The NCAA Division I Cabinet unanimously approved an “age-based eligibility model” or "five-for-five rule" on Tuesday that would give athletes five years of competition instead of the traditional four, while eliminating redshirts and most eligibility waivers.

The change is expected to apply to athletes with remaining eligibility after the 2025-26 academic year. Athletes whose fourth season concluded in spring 2026 would not be eligible under the new structure, according to earlier cabinet guidance.

The intent of the rule is to curb the growing trend of college athletes competing into their mid-20s by stacking waivers and extended eligibility seasons. Under the new model, an athlete’s eligibility clock would begin in the academic year after they turn 19 or graduate high school, whichever comes first.
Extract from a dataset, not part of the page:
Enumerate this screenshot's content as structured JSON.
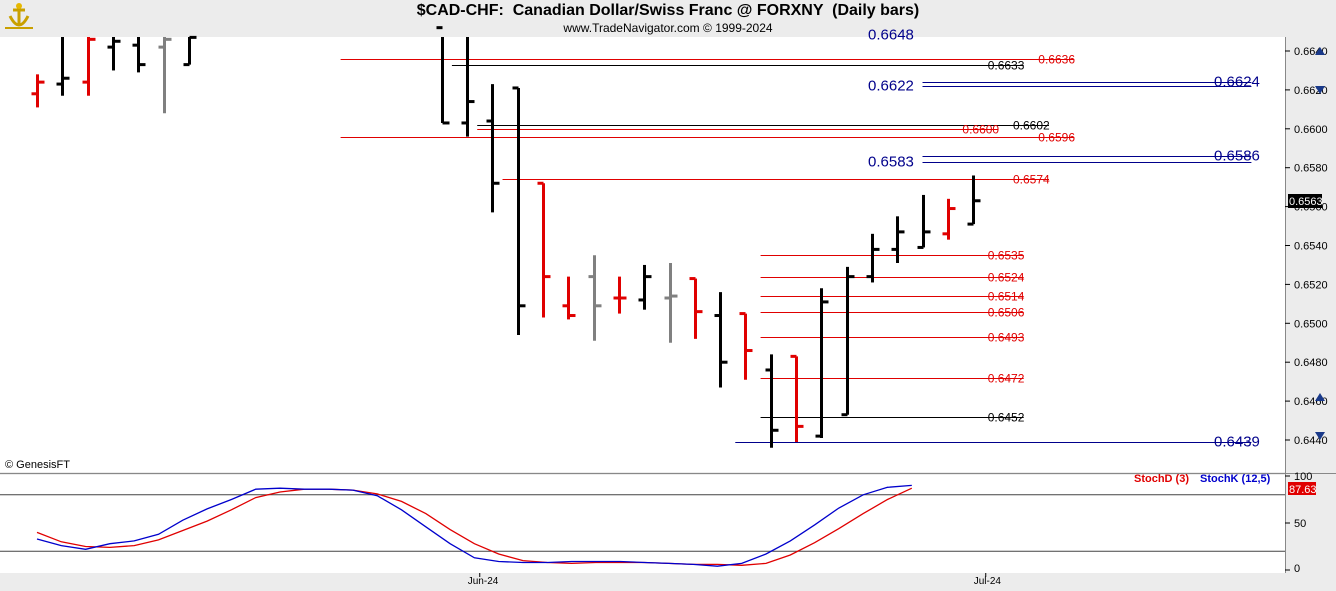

It marks a major shift away from the long-standing structure that allowed five years to complete four seasons of competition, typically with a redshirt year built in. That framework has been increasingly stretched by rule changes that allow partial-season redshirting, expanded injury waivers and COVID-era eligibility relief granted to all athletes in 2020. Legal challenges have also influenced the system, including a blanket waiver for junior college transfers following former Vanderbilt quarterback Diego Pavia’s 2024 lawsuit.

While further legal pushback is possible, the NCAA has largely been successful in defending its eligibility rules in court.

The Division I Cabinet’s decision is not final until its meeting concludes Wednesday, but approval would mark a major reset of college sports’ eligibility system and end the era of ever-expanding waivers and five-plus-year careers.